Your icon is watching mine, I can tell. ;D
Friday, oh yeah
Actually, except for the Bible and Shakespeare, it's all 19th century and up (I might have missed an 18th-century title or two, perhaps, but there weren't many if I did), and therefore pretty much readable for anyone literate in English. No Robinson Crusoe, which is definitely worth it but a bit archaic. No Jonathan Swift! No Sheridan and Congreve, who are frankly pretty abstruse, but popular in their time. My late 18th-century favorite would be Liaisons Dangereuses, but it's not quite as Standard Canon as the list generally is. No Marlow Faust and no Goethe Faust, again both a bit heavy going, however universal they are about God and Man and Mortality.

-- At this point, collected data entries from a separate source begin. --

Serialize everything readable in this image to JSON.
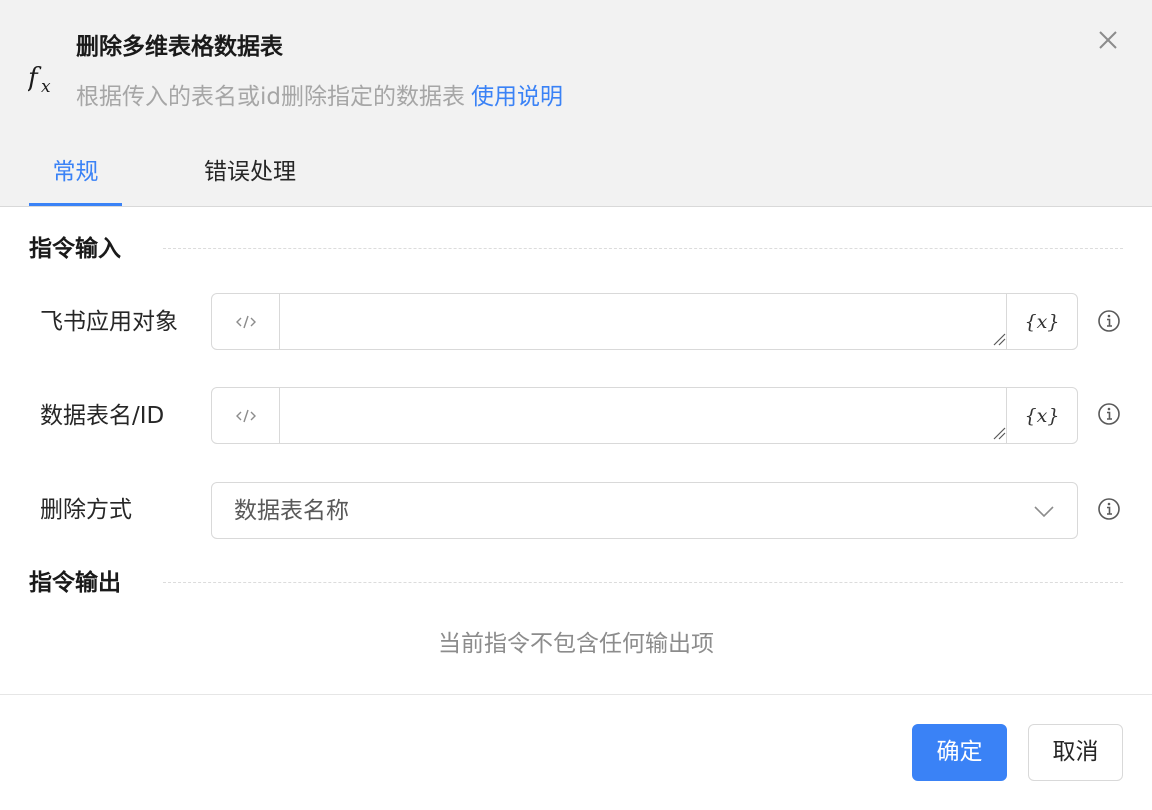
{
  "dialog": {
    "title": "删除多维表格数据表",
    "description": "根据传入的表名或id删除指定的数据表",
    "help_link": "使用说明",
    "icon": "fx-icon",
    "close_icon": "close-icon"
  },
  "tabs": [
    {
      "label": "常规",
      "active": true
    },
    {
      "label": "错误处理",
      "active": false
    }
  ],
  "input_section": {
    "title": "指令输入",
    "fields": [
      {
        "label": "飞书应用对象",
        "value": "",
        "prefix_icon": "code-icon",
        "suffix_label": "{x}"
      },
      {
        "label": "数据表名/ID",
        "value": "",
        "prefix_icon": "code-icon",
        "suffix_label": "{x}"
      },
      {
        "label": "删除方式",
        "selected": "数据表名称",
        "suffix_icon": "chevron-down-icon"
      }
    ]
  },
  "output_section": {
    "title": "指令输出",
    "empty_text": "当前指令不包含任何输出项"
  },
  "footer": {
    "confirm_label": "确定",
    "cancel_label": "取消"
  },
  "colors": {
    "accent": "#3a82f6",
    "header_bg": "#f2f2f2"
  }
}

You're right that Dune kind of sticks out as Not As Good As It Should Be, though it started *something* -- not so much the dreadful series itself, but SF with ecological backgrounding, maybe. And, much as I love Heinlein's storytelling on occasion (even Stranger), same thing. That shimmer of fiction-is-more-than-humanity-instead-of-less doesn't usually make it in SF, at least not Old Boys' SF. Do you think so? Maybe I'm speaking from too much familiarity with SF and not enough with George Elliott and so on. I hit a lot of 1850s-era classics and just *bounce* (though Austen and Thackery have definite appeal, and I read Alcott early enough to like it and not so early I was traumatized by Beth dying, which seems to happen to some 10-year-olds). But anyway, the SF has an element of world- and science-building, instead of purely human-character building, that gives it a different appeal than the standard classics of Great Lit'ratur. Do you think this is a legitimate difference for Universal Values (or whatever you judge for a canon of "classics"), or something that should have its own place? Even if so, I can see that Varley or somebody might be a better choice than Herbert, but there's something to chew on in worldbuilding as well as character-building. Also, I want to nominate A Mote In God's Eye, which I've read more times than I can count, less for the human characters than for the Moties. Constructing non-human characters for human readers -- isn't that *harder* and therefore better than re-telling humans woes? Joan Vinge and some others have done the same, and while I don't feel any visceral appeal, I can see that Cordwainer Smith was doing it too. And Ursula LeGuin. And...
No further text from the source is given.